Profiles In Nursing
Nathalie Bucknall (1895–1959), Russian Nurse, Spy, and Hollywood Movie Executive
From the "Women's Battalion of Death" to WWII espionage to MGM Studios — this nurse led a life of adventure
In this era of credentials and degrees, we sometimes forget that throughout much of history, nursing was a more informal, transitory occupation. Often, particularly during wartime, the wounded and sick were tended by volunteers who either came from or went on to a wide variety of other occupations.
One such practitioner was Nathalie Bucknall, whose laudable service as a nurse during the First World War and the Russian Revolution was just the overture to a fascinating and dangerous career that took her from espionage to the silver screen.
Women’s Battalion of Death
Born in St.
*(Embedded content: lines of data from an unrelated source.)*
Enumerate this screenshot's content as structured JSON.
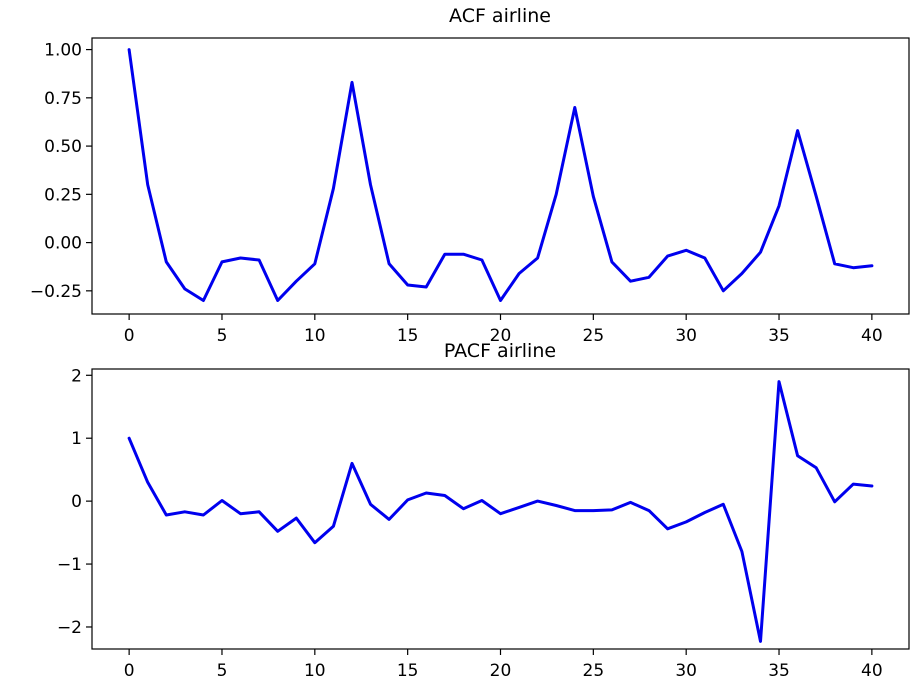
{
  "chart_data": [
    {
      "type": "line",
      "title": "ACF airline",
      "xlabel": "",
      "ylabel": "",
      "xlim": [
        -2,
        42
      ],
      "ylim": [
        -0.37,
        1.06
      ],
      "xticks": [
        0,
        5,
        10,
        15,
        20,
        25,
        30,
        35,
        40
      ],
      "xtick_labels": [
        "0",
        "5",
        "10",
        "15",
        "20",
        "25",
        "30",
        "35",
        "40"
      ],
      "yticks": [
        -0.25,
        0,
        0.25,
        0.5,
        0.75,
        1.0
      ],
      "ytick_labels": [
        "−0.25",
        "0.00",
        "0.25",
        "0.50",
        "0.75",
        "1.00"
      ],
      "grid": false,
      "color": "#0000ee",
      "x": [
        0,
        1,
        2,
        3,
        4,
        5,
        6,
        7,
        8,
        9,
        10,
        11,
        12,
        13,
        14,
        15,
        16,
        17,
        18,
        19,
        20,
        21,
        22,
        23,
        24,
        25,
        26,
        27,
        28,
        29,
        30,
        31,
        32,
        33,
        34,
        35,
        36,
        37,
        38,
        39,
        40
      ],
      "y": [
        1.0,
        0.3,
        -0.1,
        -0.24,
        -0.3,
        -0.1,
        -0.08,
        -0.09,
        -0.3,
        -0.2,
        -0.11,
        0.28,
        0.83,
        0.3,
        -0.11,
        -0.22,
        -0.23,
        -0.06,
        -0.06,
        -0.09,
        -0.3,
        -0.16,
        -0.08,
        0.25,
        0.7,
        0.24,
        -0.1,
        -0.2,
        -0.18,
        -0.07,
        -0.04,
        -0.08,
        -0.25,
        -0.16,
        -0.05,
        0.19,
        0.58,
        0.24,
        -0.11,
        -0.13,
        -0.12
      ]
    },
    {
      "type": "line",
      "title": "PACF airline",
      "xlabel": "",
      "ylabel": "",
      "xlim": [
        -2,
        42
      ],
      "ylim": [
        -2.35,
        2.1
      ],
      "xticks": [
        0,
        5,
        10,
        15,
        20,
        25,
        30,
        35,
        40
      ],
      "xtick_labels": [
        "0",
        "5",
        "10",
        "15",
        "20",
        "25",
        "30",
        "35",
        "40"
      ],
      "yticks": [
        -2,
        -1,
        0,
        1,
        2
      ],
      "ytick_labels": [
        "−2",
        "−1",
        "0",
        "1",
        "2"
      ],
      "grid": false,
      "color": "#0000ee",
      "x": [
        0,
        1,
        2,
        3,
        4,
        5,
        6,
        7,
        8,
        9,
        10,
        11,
        12,
        13,
        14,
        15,
        16,
        17,
        18,
        19,
        20,
        21,
        22,
        23,
        24,
        25,
        26,
        27,
        28,
        29,
        30,
        31,
        32,
        33,
        34,
        35,
        36,
        37,
        38,
        39,
        40
      ],
      "y": [
        1.0,
        0.3,
        -0.22,
        -0.17,
        -0.22,
        0.01,
        -0.2,
        -0.17,
        -0.48,
        -0.27,
        -0.66,
        -0.4,
        0.6,
        -0.05,
        -0.29,
        0.02,
        0.13,
        0.09,
        -0.12,
        0.01,
        -0.2,
        -0.1,
        0.0,
        -0.07,
        -0.15,
        -0.15,
        -0.14,
        -0.02,
        -0.15,
        -0.44,
        -0.33,
        -0.18,
        -0.05,
        -0.8,
        -2.23,
        1.9,
        0.72,
        0.53,
        -0.01,
        0.27,
        0.24
      ]
    }
  ]
}
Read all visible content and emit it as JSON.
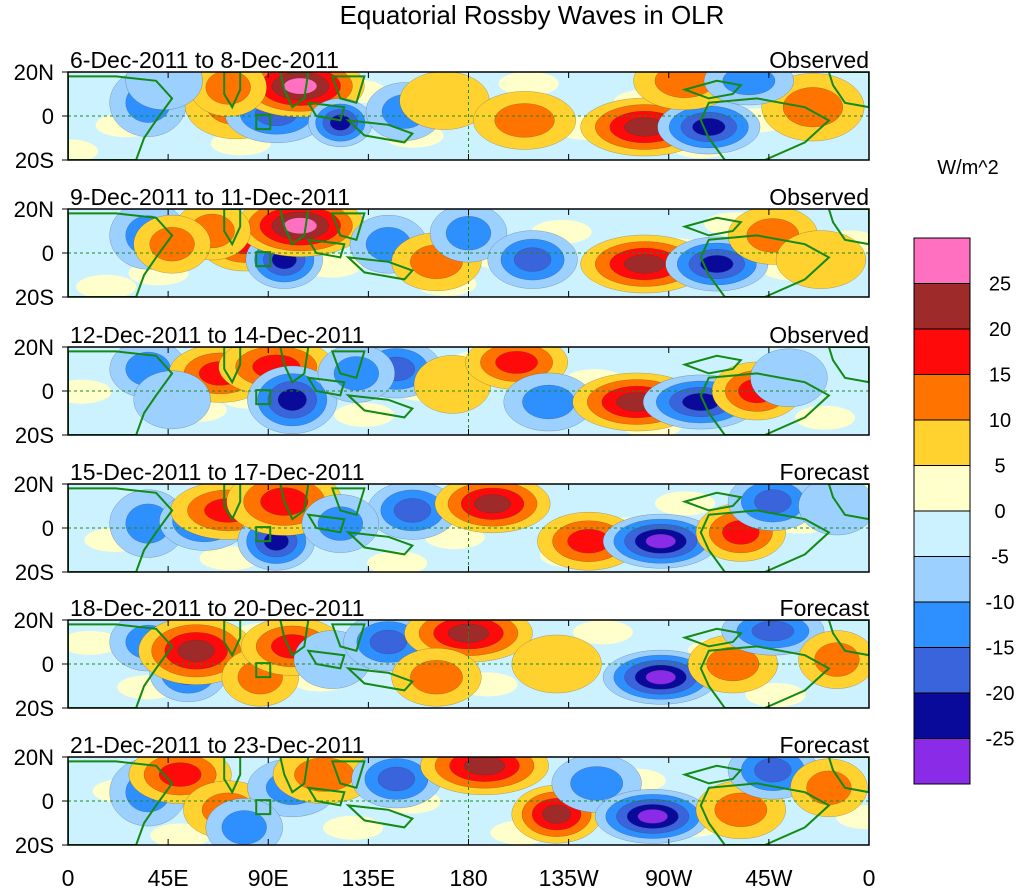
{
  "chart_data": {
    "type": "contour-map",
    "title": "Equatorial Rossby Waves in OLR",
    "colorbar": {
      "units": "W/m^2",
      "levels": [
        25,
        20,
        15,
        10,
        5,
        0,
        -5,
        -10,
        -15,
        -20,
        -25
      ],
      "colors": [
        "#ff70c0",
        "#9e2a2a",
        "#ff0a0a",
        "#ff7400",
        "#ffd230",
        "#ffffcc",
        "#cdf2ff",
        "#9cd0ff",
        "#2e90ff",
        "#3a64dc",
        "#0a0a9a",
        "#8a2be8"
      ]
    },
    "x_ticks": [
      "0",
      "45E",
      "90E",
      "135E",
      "180",
      "135W",
      "90W",
      "45W",
      "0"
    ],
    "y_ticks": [
      "20N",
      "0",
      "20S"
    ],
    "panels": [
      {
        "period": "6-Dec-2011 to 8-Dec-2011",
        "status": "Observed",
        "features": [
          [
            0.1,
            0.3,
            0.03,
            0.35,
            -12
          ],
          [
            0.21,
            0.25,
            0.04,
            0.35,
            12
          ],
          [
            0.26,
            0.05,
            0.04,
            0.3,
            -16
          ],
          [
            0.29,
            0.68,
            0.05,
            0.32,
            27
          ],
          [
            0.34,
            -0.15,
            0.025,
            0.25,
            -22
          ],
          [
            0.2,
            0.65,
            0.03,
            0.3,
            10
          ],
          [
            0.42,
            0.1,
            0.03,
            0.3,
            -12
          ],
          [
            0.47,
            0.35,
            0.035,
            0.3,
            8
          ],
          [
            0.57,
            -0.1,
            0.04,
            0.3,
            10
          ],
          [
            0.72,
            -0.25,
            0.05,
            0.3,
            22
          ],
          [
            0.8,
            -0.25,
            0.04,
            0.28,
            -22
          ],
          [
            0.93,
            0.2,
            0.04,
            0.35,
            10
          ],
          [
            0.77,
            0.8,
            0.04,
            0.3,
            12
          ],
          [
            0.85,
            0.8,
            0.035,
            0.25,
            -12
          ],
          [
            0.12,
            0.8,
            0.03,
            0.3,
            -7
          ]
        ]
      },
      {
        "period": "9-Dec-2011 to 11-Dec-2011",
        "status": "Observed",
        "features": [
          [
            0.1,
            0.4,
            0.03,
            0.35,
            -12
          ],
          [
            0.22,
            0.25,
            0.035,
            0.3,
            15
          ],
          [
            0.27,
            -0.15,
            0.03,
            0.3,
            -20
          ],
          [
            0.29,
            0.62,
            0.05,
            0.32,
            26
          ],
          [
            0.18,
            0.5,
            0.03,
            0.3,
            12
          ],
          [
            0.4,
            0.2,
            0.03,
            0.3,
            -12
          ],
          [
            0.46,
            -0.2,
            0.035,
            0.3,
            10
          ],
          [
            0.5,
            0.45,
            0.03,
            0.3,
            -10
          ],
          [
            0.58,
            -0.15,
            0.035,
            0.3,
            -16
          ],
          [
            0.72,
            -0.25,
            0.05,
            0.3,
            22
          ],
          [
            0.81,
            -0.25,
            0.04,
            0.28,
            -22
          ],
          [
            0.88,
            0.4,
            0.035,
            0.3,
            10
          ],
          [
            0.94,
            -0.15,
            0.035,
            0.3,
            8
          ],
          [
            0.13,
            0.2,
            0.03,
            0.3,
            10
          ]
        ]
      },
      {
        "period": "12-Dec-2011 to 14-Dec-2011",
        "status": "Observed",
        "features": [
          [
            0.1,
            0.5,
            0.03,
            0.3,
            -12
          ],
          [
            0.19,
            0.4,
            0.04,
            0.3,
            15
          ],
          [
            0.26,
            0.55,
            0.045,
            0.3,
            18
          ],
          [
            0.28,
            -0.2,
            0.035,
            0.35,
            -20
          ],
          [
            0.41,
            0.5,
            0.035,
            0.3,
            -18
          ],
          [
            0.48,
            0.15,
            0.03,
            0.3,
            8
          ],
          [
            0.56,
            0.65,
            0.04,
            0.28,
            18
          ],
          [
            0.6,
            -0.25,
            0.035,
            0.3,
            -10
          ],
          [
            0.71,
            -0.25,
            0.05,
            0.3,
            23
          ],
          [
            0.79,
            -0.25,
            0.045,
            0.28,
            -24
          ],
          [
            0.86,
            0.0,
            0.035,
            0.3,
            15
          ],
          [
            0.9,
            0.3,
            0.03,
            0.3,
            -8
          ],
          [
            0.13,
            -0.2,
            0.03,
            0.3,
            -8
          ],
          [
            0.36,
            0.4,
            0.03,
            0.3,
            -12
          ]
        ]
      },
      {
        "period": "15-Dec-2011 to 17-Dec-2011",
        "status": "Forecast",
        "features": [
          [
            0.1,
            0.1,
            0.03,
            0.35,
            -10
          ],
          [
            0.17,
            0.15,
            0.035,
            0.3,
            -18
          ],
          [
            0.2,
            0.4,
            0.045,
            0.3,
            18
          ],
          [
            0.26,
            -0.3,
            0.03,
            0.3,
            -20
          ],
          [
            0.27,
            0.6,
            0.045,
            0.35,
            16
          ],
          [
            0.43,
            0.4,
            0.035,
            0.3,
            -18
          ],
          [
            0.53,
            0.55,
            0.045,
            0.3,
            22
          ],
          [
            0.65,
            -0.3,
            0.04,
            0.3,
            18
          ],
          [
            0.74,
            -0.3,
            0.045,
            0.28,
            -26
          ],
          [
            0.84,
            -0.1,
            0.035,
            0.3,
            15
          ],
          [
            0.88,
            0.6,
            0.035,
            0.3,
            -15
          ],
          [
            0.96,
            0.5,
            0.03,
            0.3,
            -8
          ],
          [
            0.34,
            0.1,
            0.03,
            0.3,
            -10
          ]
        ]
      },
      {
        "period": "18-Dec-2011 to 20-Dec-2011",
        "status": "Forecast",
        "features": [
          [
            0.1,
            0.5,
            0.03,
            0.3,
            -10
          ],
          [
            0.15,
            -0.2,
            0.03,
            0.3,
            -15
          ],
          [
            0.16,
            0.3,
            0.045,
            0.35,
            20
          ],
          [
            0.24,
            -0.3,
            0.03,
            0.3,
            10
          ],
          [
            0.28,
            0.4,
            0.04,
            0.3,
            15
          ],
          [
            0.33,
            0.1,
            0.03,
            0.3,
            -8
          ],
          [
            0.4,
            0.5,
            0.035,
            0.3,
            -15
          ],
          [
            0.5,
            0.7,
            0.05,
            0.3,
            22
          ],
          [
            0.46,
            -0.3,
            0.035,
            0.3,
            12
          ],
          [
            0.61,
            0.0,
            0.035,
            0.3,
            8
          ],
          [
            0.74,
            -0.3,
            0.045,
            0.28,
            -26
          ],
          [
            0.83,
            0.0,
            0.035,
            0.3,
            12
          ],
          [
            0.88,
            0.75,
            0.04,
            0.25,
            -18
          ],
          [
            0.96,
            0.1,
            0.03,
            0.3,
            10
          ]
        ]
      },
      {
        "period": "21-Dec-2011 to 23-Dec-2011",
        "status": "Forecast",
        "features": [
          [
            0.1,
            0.2,
            0.03,
            0.35,
            -12
          ],
          [
            0.14,
            0.6,
            0.04,
            0.3,
            18
          ],
          [
            0.2,
            -0.2,
            0.035,
            0.3,
            12
          ],
          [
            0.28,
            0.3,
            0.035,
            0.3,
            -12
          ],
          [
            0.32,
            0.6,
            0.04,
            0.3,
            12
          ],
          [
            0.41,
            0.5,
            0.035,
            0.3,
            -15
          ],
          [
            0.52,
            0.8,
            0.05,
            0.3,
            22
          ],
          [
            0.61,
            -0.3,
            0.035,
            0.3,
            22
          ],
          [
            0.66,
            0.4,
            0.035,
            0.3,
            -10
          ],
          [
            0.73,
            -0.35,
            0.045,
            0.28,
            -25
          ],
          [
            0.84,
            -0.2,
            0.035,
            0.3,
            12
          ],
          [
            0.88,
            0.7,
            0.035,
            0.3,
            -18
          ],
          [
            0.95,
            0.3,
            0.03,
            0.3,
            10
          ],
          [
            0.22,
            -0.6,
            0.03,
            0.3,
            -10
          ]
        ]
      }
    ]
  }
}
Petersburg, Russia, she was the daughter of State Councilor Ivan de Fedenko, an official in the government of Tsar Nicholas II. Like many upper-class Russian women, the outbreak of the First World War led her to volunteer for the Russian Society of the Red Cross, whose nurses were known as “sisters of mercy.”
While details of Bucknall’s wartime service are now scarce, historian Laurie Stoff, Ph.D., notes that during World War I:
Russian sisters of mercy often served very close to the fighting and were subject to conditions very similar to those of combatants. … They experienced extreme cold, constant fatigue, vermin infestations, contagious diseases, the effects of gas attacks, deadly artillery fire and aerial bombardment.
Bucknall performed so valiantly as a nurse that the tsar personally awarded her the St. George Medal for bravery. She also received the Gold Medal of St. Anne.
In the summer of 1917, she joined Russia’s all-female 2nd Women’s Battalion of Death, although that unit did not see combat before it was disbanded later that year.
It was around the time of 1917’s October Revolution that she met and married Lt. Cdr. George Bucknall, a Royal Navy officer attached to the division of Capt. Francis Cromie, the British naval attaché in St. Petersburg and the de facto head of British intelligence in Russia.
On Aug. 31, 1918, Bolshevik troops raided the British embassy and shot Cromie, who died in Nathalie Bucknall’s arms. The Bolshevik secret police, the Cheka, arrested all the survivors of the raid and imprisoned them in St. Petersburg’s Peter and Paul Fortress.